March 17, 2023 – Today’s Biggest News Stories

For many forestlands all over the US, spring is when firefighters intentionally set fires. During the seasons when there is a lower chance of wildfires, forest services conduct controlled burns, also known as prescribed burns or low-intensity burns, in which they create planned fires to maintain the health of the forest and prevent future wildfires.

Practiced for millennia by Native Americans, prescribed burns allow for a “natural pruning, it does a cleansing of the forest,” Jason Virtue, a fire officer at the Black Hills National Forest in South Dakota, told BuzzFeed News. The burns help maintain the “resiliency of the forest so it can sustain fires and [people do] not have to worry about fires taking out thousands and thousands of acres,” he added.

Prescribed burns have made a comeback in recent decades, after nearly a century of the federal government banning the practice. Federal fire policy prioritized fire suppression for most of the 20th century. But as destructive, uncontrolled wildfires — like the ones seen in California over the last several years — grow in frequency and intensity due to decades of fire suppression, climate change, and other factors, policy is once again returning to the Indigenous practice of controlled burning.

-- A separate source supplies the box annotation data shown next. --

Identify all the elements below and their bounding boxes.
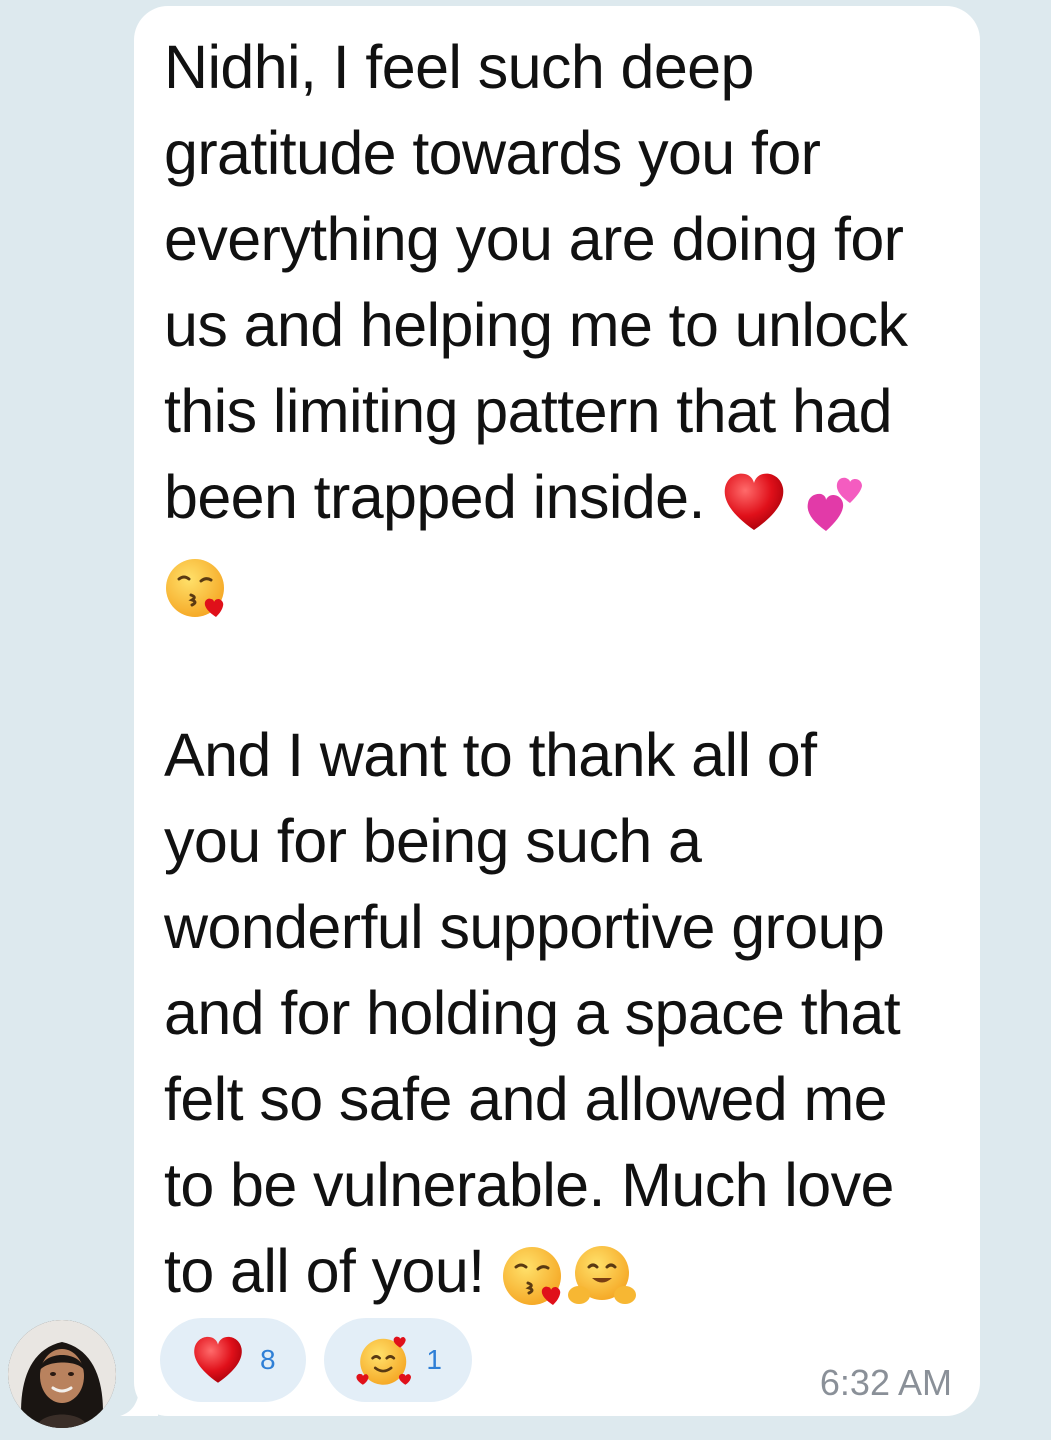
message-timestamp: 6:32 AM	[819, 1362, 952, 1403]
hugging-face-icon	[567, 1245, 636, 1304]
reactions-bar: 8 1	[160, 1318, 472, 1402]
face-blowing-kiss-icon	[502, 1246, 561, 1305]
message-line: everything you are doing for	[164, 205, 904, 273]
message-line: gratitude towards you for	[164, 119, 821, 187]
message-line: And I want to thank all of	[164, 721, 817, 789]
message-line: us and helping me to unlock	[164, 291, 908, 359]
face-blowing-kiss-icon	[166, 558, 224, 617]
message-line: been trapped inside.	[164, 463, 705, 531]
avatar[interactable]	[8, 1320, 116, 1428]
reaction-count: 1	[426, 1344, 442, 1375]
message-bubble[interactable]: Nidhi, I feel such deep gratitude toward…	[134, 6, 980, 1416]
message-line: you for being such a	[164, 807, 702, 875]
message-line: Nidhi, I feel such deep	[164, 33, 754, 101]
message-line: to all of you!	[164, 1237, 485, 1305]
smiling-face-with-hearts-icon	[356, 1336, 411, 1385]
two-hearts-icon	[807, 477, 862, 531]
red-heart-icon	[194, 1336, 242, 1383]
avatar-photo	[8, 1320, 116, 1428]
message-line: to be vulnerable. Much love	[164, 1151, 894, 1219]
message-text: Nidhi, I feel such deep gratitude toward…	[164, 24, 964, 1314]
reaction-count: 8	[260, 1344, 276, 1375]
message-line: wonderful supportive group	[164, 893, 885, 961]
red-heart-icon	[724, 473, 784, 530]
reaction-smiling-hearts[interactable]: 1	[324, 1318, 472, 1402]
message-line: this limiting pattern that had	[164, 377, 893, 445]
message-line: felt so safe and allowed me	[164, 1065, 888, 1133]
reaction-heart[interactable]: 8	[160, 1318, 306, 1402]
message-line: and for holding a space that	[164, 979, 901, 1047]
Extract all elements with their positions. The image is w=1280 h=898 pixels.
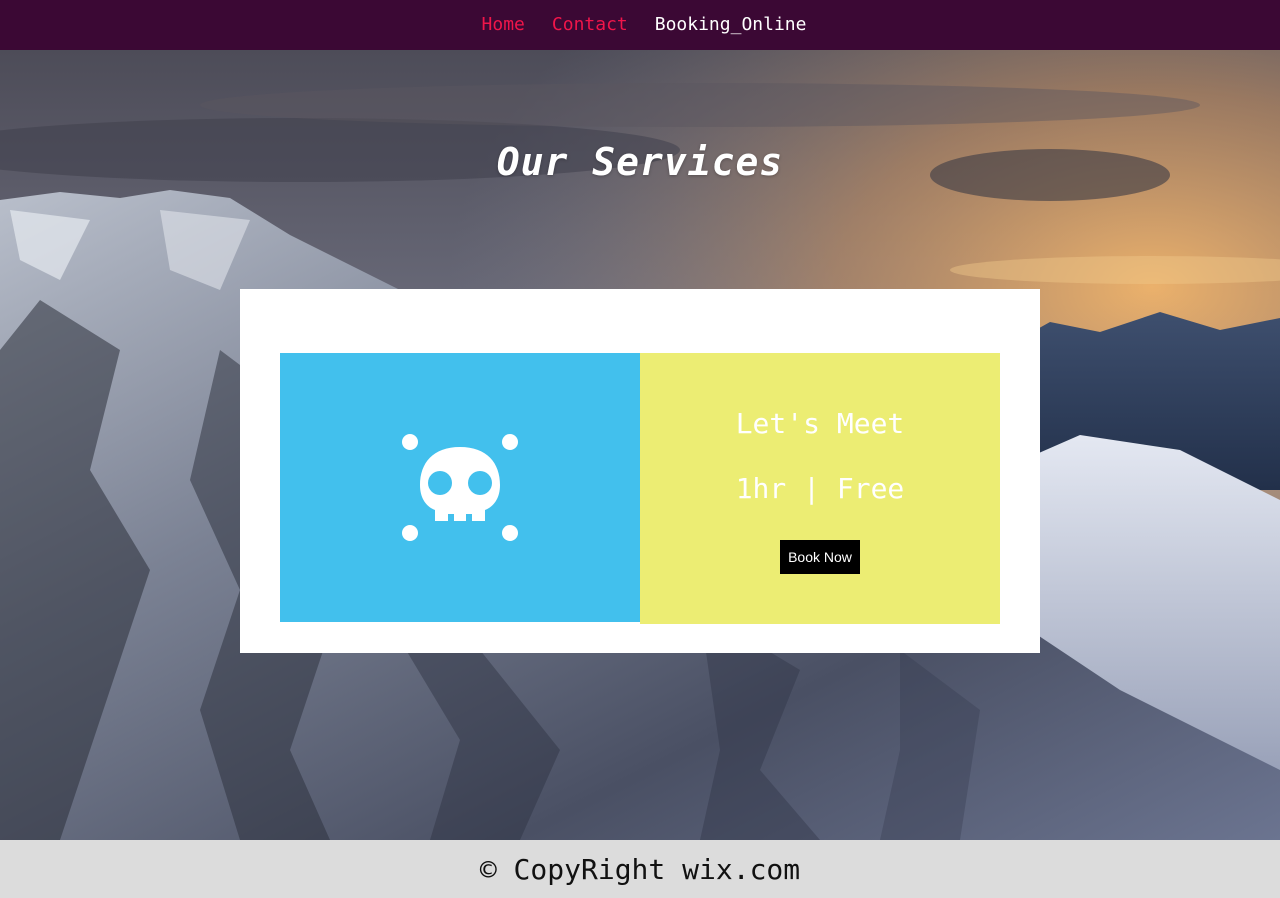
service-image-panel <box>280 353 640 622</box>
top-nav-bar: Home Contact Booking_Online <box>0 0 1280 50</box>
nav-link-contact[interactable]: Contact <box>552 16 628 34</box>
footer: © CopyRight wix.com <box>0 840 1280 898</box>
service-price: Free <box>836 472 905 505</box>
service-duration: 1hr <box>735 472 787 505</box>
service-card: Let's Meet 1hr | Free Book Now <box>240 289 1040 653</box>
service-details-panel: Let's Meet 1hr | Free Book Now <box>640 353 1000 624</box>
skull-crossbones-icon <box>280 353 640 622</box>
copyright-text: © CopyRight wix.com <box>479 852 801 886</box>
book-now-button[interactable]: Book Now <box>780 540 860 574</box>
service-meta: 1hr | Free <box>640 475 1000 503</box>
meta-separator: | <box>803 472 820 505</box>
page-title: Our Services <box>496 140 784 184</box>
main-nav: Home Contact Booking_Online <box>0 0 1280 50</box>
service-title: Let's Meet <box>735 407 905 440</box>
nav-link-booking-online[interactable]: Booking_Online <box>655 16 807 34</box>
nav-link-home[interactable]: Home <box>482 16 525 34</box>
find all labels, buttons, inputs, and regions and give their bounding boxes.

Russia’s war crimes in Ukraine

  • A new UN-backed report released Thursday concluded that Russia was guilty of grave violations of international humanitarian and human rights laws. “The Commission is concerned with the number, the geographic spread, and the gravity of human rights violations and corresponding international crimes which it has documented during its mandate,” investigators wrote. “These have affected men, women, boys and girls of all backgrounds and ages.”
    • Investigators also found a few instances of Ukrainians violating international law, either by using cluster munitions and rocket-delivered antipersonnel land mines or by torturing at least two members of the Russian armed forces. 
  • The report is likely to have little practical effect on Russia, but it will increase pressure for the country to be held accountable by the International Criminal Court.

SNAPSHOTS

Pregnancy is getting more dangerous in the US, new data shows, especially for Black people. The US has the worst maternal mortality rates among high-income countries; they’re more than double those of the second- and third-worst countries (France and Canada), according to the Commonwealth Fund.

A Florida man is accused of hiring someone to kill his wife’s ex-husband. Mario Fernandez Saldana, 35, has been charged with conspiracy to commit murder, solicitation to commit a capital felony, child abuse, and murder.

Once a cheater, always a cheater? Inspired by the Scandoval, we asked experts on the psychology of infidelity about what drives people to cheat — and if relationships born out of affairs can last.

People are eating dog food for protein gains and I’m frightened. Dog food does not meet the nutritional requirements of human food, just as human food does not meet the nutritional requirements of dog food. Eat some lentils for crying out loud.